I was talking about this with some friends earlier tonight. My cousin's take is that he was trying to take a dive after the collision in the hope of drawing a penalty for interference and in the process he got his skate too high in the air. That being said, I doubt there was any intent to injured and charges seem a bit overwrought, regardless of what the actual legal standard is.

Yeah. My interpretation was that he was diving/trying for some moderate rough play and landed the proverbial critical hit.

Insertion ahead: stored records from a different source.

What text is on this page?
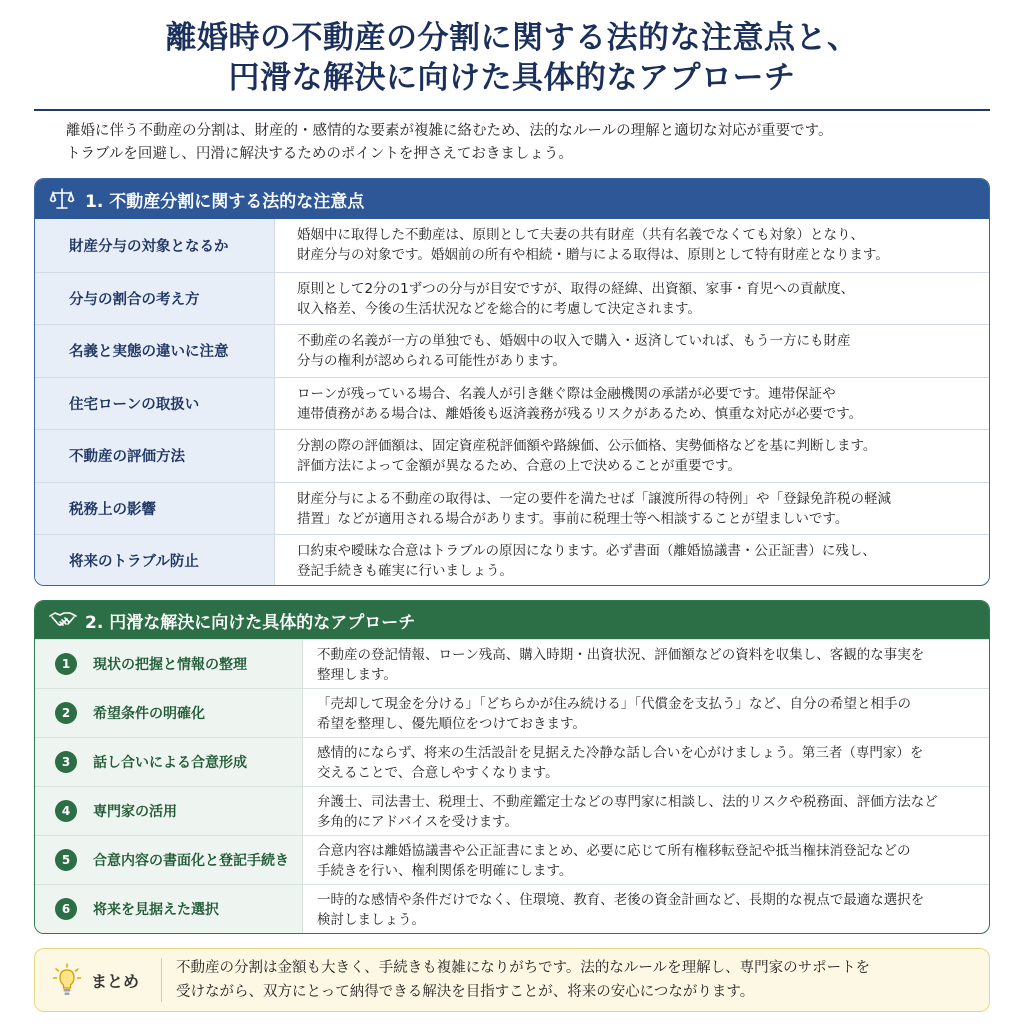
離婚時の不動産の分割に関する法的な注意点と、
円滑な解決に向けた具体的なアプローチ
離婚に伴う不動産の分割は、財産的・感情的な要素が複雑に絡むため、法的なルールの理解と適切な対応が重要です。
トラブルを回避し、円滑に解決するためのポイントを押さえておきましょう。
1. 不動産分割に関する法的な注意点
財産分与の対象となるか
婚姻中に取得した不動産は、原則として夫妻の共有財産（共有名義でなくても対象）となり、
財産分与の対象です。婚姻前の所有や相続・贈与による取得は、原則として特有財産となります。
分与の割合の考え方
原則として2分の1ずつの分与が目安ですが、取得の経緯、出資額、家事・育児への貢献度、
収入格差、今後の生活状況などを総合的に考慮して決定されます。
名義と実態の違いに注意
不動産の名義が一方の単独でも、婚姻中の収入で購入・返済していれば、もう一方にも財産
分与の権利が認められる可能性があります。
住宅ローンの取扱い
ローンが残っている場合、名義人が引き継ぐ際は金融機関の承諾が必要です。連帯保証や
連帯債務がある場合は、離婚後も返済義務が残るリスクがあるため、慎重な対応が必要です。
不動産の評価方法
分割の際の評価額は、固定資産税評価額や路線価、公示価格、実勢価格などを基に判断します。
評価方法によって金額が異なるため、合意の上で決めることが重要です。
税務上の影響
財産分与による不動産の取得は、一定の要件を満たせば「譲渡所得の特例」や「登録免許税の軽減
措置」などが適用される場合があります。事前に税理士等へ相談することが望ましいです。
将来のトラブル防止
口約束や曖昧な合意はトラブルの原因になります。必ず書面（離婚協議書・公正証書）に残し、
登記手続きも確実に行いましょう。
2. 円滑な解決に向けた具体的なアプローチ
1	現状の把握と情報の整理
不動産の登記情報、ローン残高、購入時期・出資状況、評価額などの資料を収集し、客観的な事実を
整理します。
2	希望条件の明確化
「売却して現金を分ける」「どちらかが住み続ける」「代償金を支払う」など、自分の希望と相手の
希望を整理し、優先順位をつけておきます。
3	話し合いによる合意形成
感情的にならず、将来の生活設計を見据えた冷静な話し合いを心がけましょう。第三者（専門家）を
交えることで、合意しやすくなります。
4	専門家の活用
弁護士、司法書士、税理士、不動産鑑定士などの専門家に相談し、法的リスクや税務面、評価方法など
多角的にアドバイスを受けます。
5	合意内容の書面化と登記手続き
合意内容は離婚協議書や公正証書にまとめ、必要に応じて所有権移転登記や抵当権抹消登記などの
手続きを行い、権利関係を明確にします。
6	将来を見据えた選択
一時的な感情や条件だけでなく、住環境、教育、老後の資金計画など、長期的な視点で最適な選択を
検討しましょう。
まとめ
不動産の分割は金額も大きく、手続きも複雑になりがちです。法的なルールを理解し、専門家のサポートを
受けながら、双方にとって納得できる解決を目指すことが、将来の安心につながります。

I don't think there was any intent of it ending as it did, but he also clearly made an abnormal movement for the sport

If you were trying to kill someone it's definitely an absurd way to go about it. I'd expect 95% of the attempts using this method to fail, straight up, so yeah. The Natural 20 roll is the only way this results in the guy dying.

But that doesn't mean it wasn't an intentional attempt.

I could perhaps envision his state of mind as wanting to kill someone and realizing that if he keeps trying this particular method of attack then he might successfully do so and retain plausible deniability.

But unless there is evidence that he was out to get that guy in particular I can't think of any other real motive for it.

Tempers flare and the game is rough by nature, so there is going to be a base rate of actual 'accidents' or range-induced incidents that don't include intent to kill.

I could perhaps envision his state of mind as wanting to kill someone and realizing that if he keeps trying this particular method of attack then he might successfully do so and retain plausible deniability.

I’d think it more likely that he kept trying this particular method of attack because up until now, it hadn’t been fatal, so he assumed it wouldn’t be going forward. Most people don’t think “There’s a 5% chance of a bad outcome from my action; therefore, if I do it 20 times, the bad outcome is almost certain.” They think, “I’ve done this 19 times before without a bad outcome; this must be okay to do.”

Right, the innocent interpretation is that this gave him some small advantage (at the risk of hurting someone else) and it kept working for him so he either underestimated or didn't care about the risks.

But that pushes it more towards reckless disregard which is still a homicide-type crime.

If he is completely innocent then one has to believe that he didn't mean to swing his leg up there and indeed had no/few other options.